We talk about the crucial areas of health, and detoxification and elimination are way up there at the top. They are not little insignificant footnotes in terms of health. These are huge topics. If you have problems, the critical thing that you gave, which I love, Carrie, is hope that, yes, you can get your health back. These are not, oh, there is nothing to do. Now, you have this problem; you are just stuck. No. You can take tremendous action to resolve and transform your body into a healthier one.
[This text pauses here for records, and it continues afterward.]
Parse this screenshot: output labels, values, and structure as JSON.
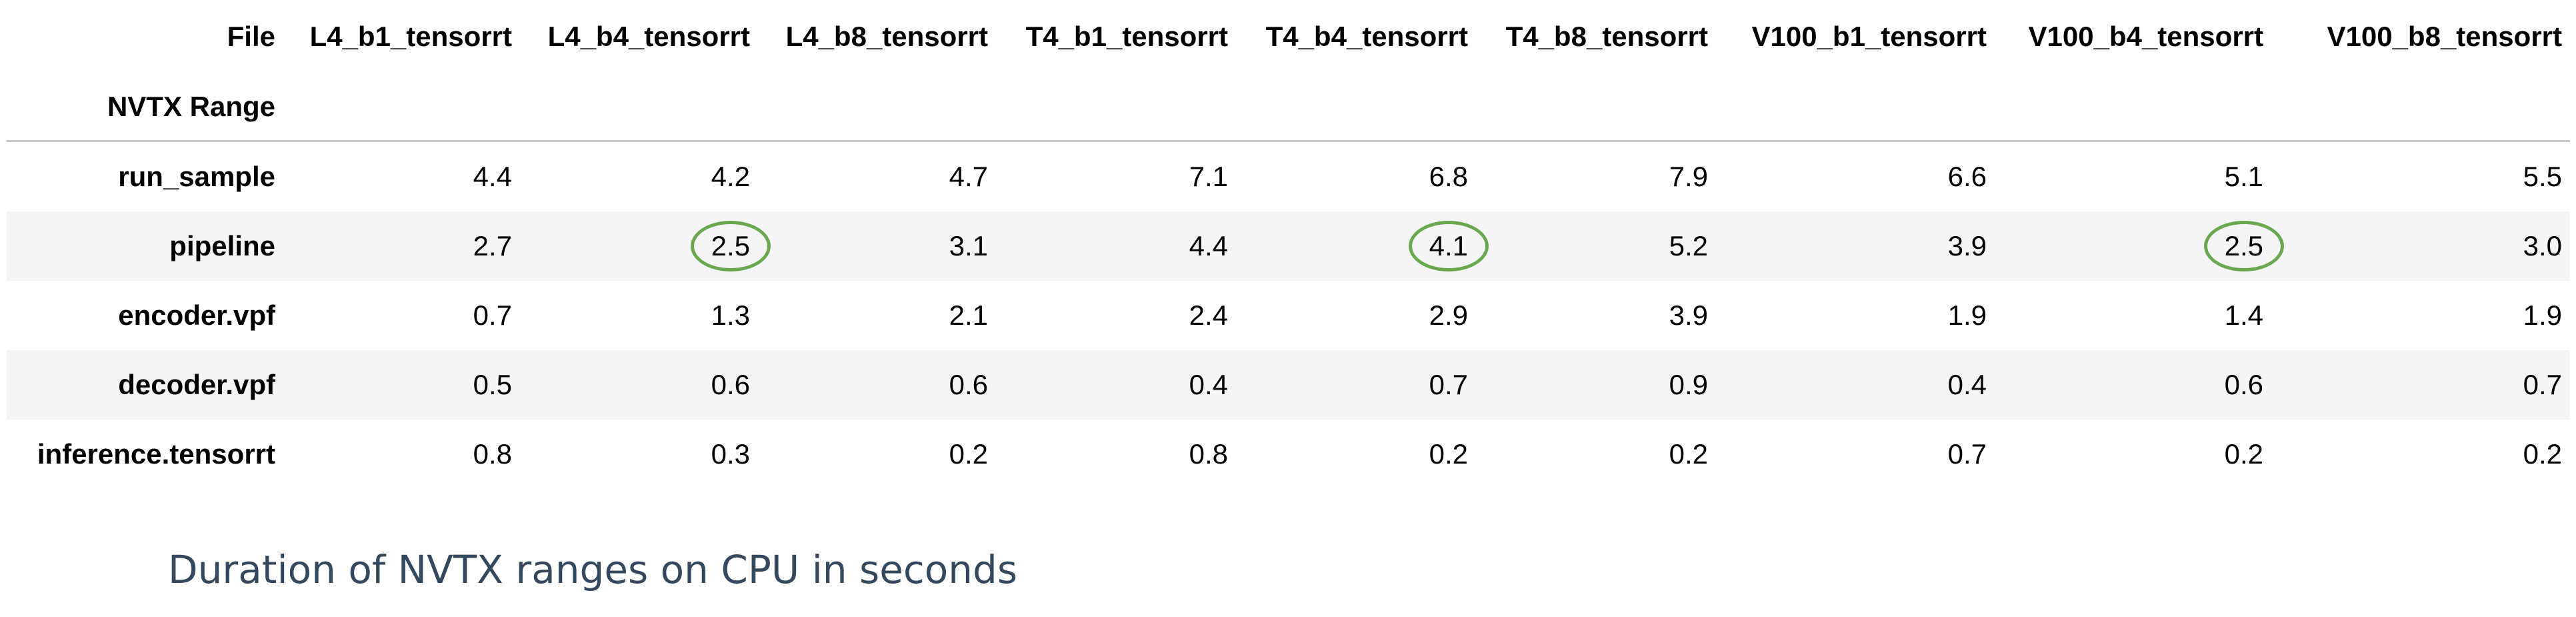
{
  "chart_data": {
    "type": "table",
    "column_header_label": "File",
    "index_label": "NVTX Range",
    "columns": [
      "L4_b1_tensorrt",
      "L4_b4_tensorrt",
      "L4_b8_tensorrt",
      "T4_b1_tensorrt",
      "T4_b4_tensorrt",
      "T4_b8_tensorrt",
      "V100_b1_tensorrt",
      "V100_b4_tensorrt",
      "V100_b8_tensorrt"
    ],
    "rows": [
      {
        "label": "run_sample",
        "values": [
          "4.4",
          "4.2",
          "4.7",
          "7.1",
          "6.8",
          "7.9",
          "6.6",
          "5.1",
          "5.5"
        ]
      },
      {
        "label": "pipeline",
        "values": [
          "2.7",
          "2.5",
          "3.1",
          "4.4",
          "4.1",
          "5.2",
          "3.9",
          "2.5",
          "3.0"
        ]
      },
      {
        "label": "encoder.vpf",
        "values": [
          "0.7",
          "1.3",
          "2.1",
          "2.4",
          "2.9",
          "3.9",
          "1.9",
          "1.4",
          "1.9"
        ]
      },
      {
        "label": "decoder.vpf",
        "values": [
          "0.5",
          "0.6",
          "0.6",
          "0.4",
          "0.7",
          "0.9",
          "0.4",
          "0.6",
          "0.7"
        ]
      },
      {
        "label": "inference.tensorrt",
        "values": [
          "0.8",
          "0.3",
          "0.2",
          "0.8",
          "0.2",
          "0.2",
          "0.7",
          "0.2",
          "0.2"
        ]
      }
    ],
    "highlighted_cells": [
      {
        "row": "pipeline",
        "column": "L4_b4_tensorrt"
      },
      {
        "row": "pipeline",
        "column": "T4_b4_tensorrt"
      },
      {
        "row": "pipeline",
        "column": "V100_b4_tensorrt"
      }
    ],
    "highlight_color": "#6aa84f",
    "stripe_color": "#f5f5f5",
    "caption": "Duration of NVTX ranges on CPU in seconds"
  }
}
This has been such a gift to have you on board with me for this summit. I am so appreciative. Thank you so much. I am sure everyone out there is thinking, and I want to hear more. I want to learn from and follow this amazing naturopathic doctor. How can they find you or see the different things that you are doing? because I know that you mentioned that you are going to be doing your kinds of productions and that you have a podcast, Maybe you could share a little bit about how they can follow you and learn from you.
Carrie Jones, ND, FABNE, MPH
Absolutely. The main overall website is www.drcarriejones.com I am mostly on Instagram. I know there are a lot of social media sites out there, mostly on Instagram @dr.carriejones, and then you can listen to me on the Root Cause Medicine Podcast, where I am one of the hosts. I have been hosting it regularly for about a year and stepping back, and now I have another co-host, and we share it throughout the month, but it is a lot of fun as well. Thank you.
Felice Gersh, MD
Well, that is great. I know I cannot wait to go and listen to so many of the podcasts. I want to relax in the bathtub and listen to the podcasts.
Carrie Jones, ND, FABNE, MPH
You are going to be.
Felice Gersh, MD
Okay. For my relaxation trip. Nothing like getting some education while you are relaxing, Thank you again for joining me. I just cannot wait to see what the next chapter of your life will be because you have delivered so much good for women with your hormones, women’s health programs, and everything. Thanks again, and just keep going.
Carrie Jones, ND, FABNE, MPH
Well, thank you for having me, Dr. Gersh. I appreciate it.